While preferred embodiments of the present invention have been shown and described herein, it will be obvious to those skilled in the art that such embodiments are provided by way of example only. Numerous variations, changes, and substitutions will now occur to those skilled in the art without departing from the invention. It should be understood that various alternatives to the embodiments of the invention described herein may be employed in practicing the invention. It is intended that any claims presented define the scope of the invention and that methods and structures within the scope of these claims and their equivalents be covered thereby.

Claims

1. A spinner toy comprising: a hollow primary hoop having an open configuration and a closed configuration wherein the closed configuration defines a primary hoop central aperture having a first diameter; andone or more motion devices each of the one or more motion devices having a motion device central aperture and a second diameter less than the first diameter and operable to allow the motion device to travel along the primary hoop.

2. The spinner toy of claim 1 further comprising a friction fit roll closure operable to fit within the hollow primary tube at a first end and a second end operable to secure the hollow primary hoop in a closed configuration.

3. The spinner toy of claim 1 further comprising a flexible rod sized to fit within an interior of the hollow primary hoop.

4. The spinner toy of claim 1 further comprising an outer shrink tubing.

5. The spinner toy of claim 1 further comprising an outer grip layer.

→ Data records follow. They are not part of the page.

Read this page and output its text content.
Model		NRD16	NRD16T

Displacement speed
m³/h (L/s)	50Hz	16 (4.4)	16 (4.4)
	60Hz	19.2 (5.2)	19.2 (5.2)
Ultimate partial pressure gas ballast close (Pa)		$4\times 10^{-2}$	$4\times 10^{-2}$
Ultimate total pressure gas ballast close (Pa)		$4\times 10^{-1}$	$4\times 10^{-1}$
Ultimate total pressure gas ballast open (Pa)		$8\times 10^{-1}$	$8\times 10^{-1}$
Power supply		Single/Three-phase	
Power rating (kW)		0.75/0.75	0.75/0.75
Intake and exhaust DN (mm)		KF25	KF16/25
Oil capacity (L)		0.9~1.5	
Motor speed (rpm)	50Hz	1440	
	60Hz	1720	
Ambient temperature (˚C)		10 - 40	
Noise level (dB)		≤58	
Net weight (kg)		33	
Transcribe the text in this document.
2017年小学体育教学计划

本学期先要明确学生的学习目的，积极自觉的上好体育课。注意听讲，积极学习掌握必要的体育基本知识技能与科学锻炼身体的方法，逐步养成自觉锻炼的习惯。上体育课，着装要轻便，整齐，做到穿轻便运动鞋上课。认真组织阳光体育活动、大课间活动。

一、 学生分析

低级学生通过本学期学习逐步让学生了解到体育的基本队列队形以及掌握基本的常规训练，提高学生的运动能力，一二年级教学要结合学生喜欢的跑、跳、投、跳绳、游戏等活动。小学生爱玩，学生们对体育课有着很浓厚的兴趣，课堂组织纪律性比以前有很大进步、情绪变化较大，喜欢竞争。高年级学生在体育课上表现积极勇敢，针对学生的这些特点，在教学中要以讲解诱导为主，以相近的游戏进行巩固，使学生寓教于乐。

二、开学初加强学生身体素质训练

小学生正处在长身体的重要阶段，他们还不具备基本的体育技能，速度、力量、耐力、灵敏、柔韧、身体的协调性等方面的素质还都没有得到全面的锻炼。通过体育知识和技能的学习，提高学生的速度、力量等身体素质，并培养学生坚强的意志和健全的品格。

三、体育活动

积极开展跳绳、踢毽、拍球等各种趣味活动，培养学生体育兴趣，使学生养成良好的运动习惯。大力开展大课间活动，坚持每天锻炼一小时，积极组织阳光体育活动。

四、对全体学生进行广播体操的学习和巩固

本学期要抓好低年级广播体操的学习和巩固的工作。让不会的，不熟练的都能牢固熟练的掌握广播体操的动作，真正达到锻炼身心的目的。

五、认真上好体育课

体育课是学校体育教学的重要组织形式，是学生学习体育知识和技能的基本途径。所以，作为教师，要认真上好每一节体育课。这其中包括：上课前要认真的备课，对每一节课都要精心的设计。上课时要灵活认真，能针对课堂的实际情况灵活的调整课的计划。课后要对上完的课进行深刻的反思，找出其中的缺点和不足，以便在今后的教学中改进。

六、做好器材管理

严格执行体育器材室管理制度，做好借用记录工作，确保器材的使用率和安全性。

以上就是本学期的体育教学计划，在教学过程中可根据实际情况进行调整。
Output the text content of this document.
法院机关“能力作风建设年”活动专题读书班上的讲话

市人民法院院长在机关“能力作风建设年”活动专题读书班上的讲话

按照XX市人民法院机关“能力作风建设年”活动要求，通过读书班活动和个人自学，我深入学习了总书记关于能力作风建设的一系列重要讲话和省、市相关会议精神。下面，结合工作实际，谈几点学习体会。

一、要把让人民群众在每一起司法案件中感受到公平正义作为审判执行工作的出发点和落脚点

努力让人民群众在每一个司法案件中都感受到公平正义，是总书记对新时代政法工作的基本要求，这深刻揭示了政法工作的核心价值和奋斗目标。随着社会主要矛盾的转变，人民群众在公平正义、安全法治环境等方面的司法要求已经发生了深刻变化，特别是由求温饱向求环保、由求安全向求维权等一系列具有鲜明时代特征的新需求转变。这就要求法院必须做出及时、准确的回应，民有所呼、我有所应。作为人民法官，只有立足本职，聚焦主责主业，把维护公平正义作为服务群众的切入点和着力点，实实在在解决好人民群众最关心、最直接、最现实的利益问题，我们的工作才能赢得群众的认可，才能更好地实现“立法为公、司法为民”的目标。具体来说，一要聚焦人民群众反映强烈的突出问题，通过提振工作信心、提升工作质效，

6. A method of using a spinner toy comprising: grasping a spinner toy having a hollow primary hoop having an open configuration and a closed configuration wherein the closed configuration defines a primary hoop central aperture having a first diameter, and one or more motion devices each of the one or more motion devices having a motion device central aperture and a second diameter less than the first diameter and operable to allow the motion device to travel along the primary hoop;rotating the primary hoop in a downward direction relative to an x axis;activating the motion devices by at least one of jittering, palm starting gyro starting, and side starting.

7. The method of using a spinner toy of claim 6 further comprising: throwing the spinner toy into space to achieve one or more of pitch, roll and yaw.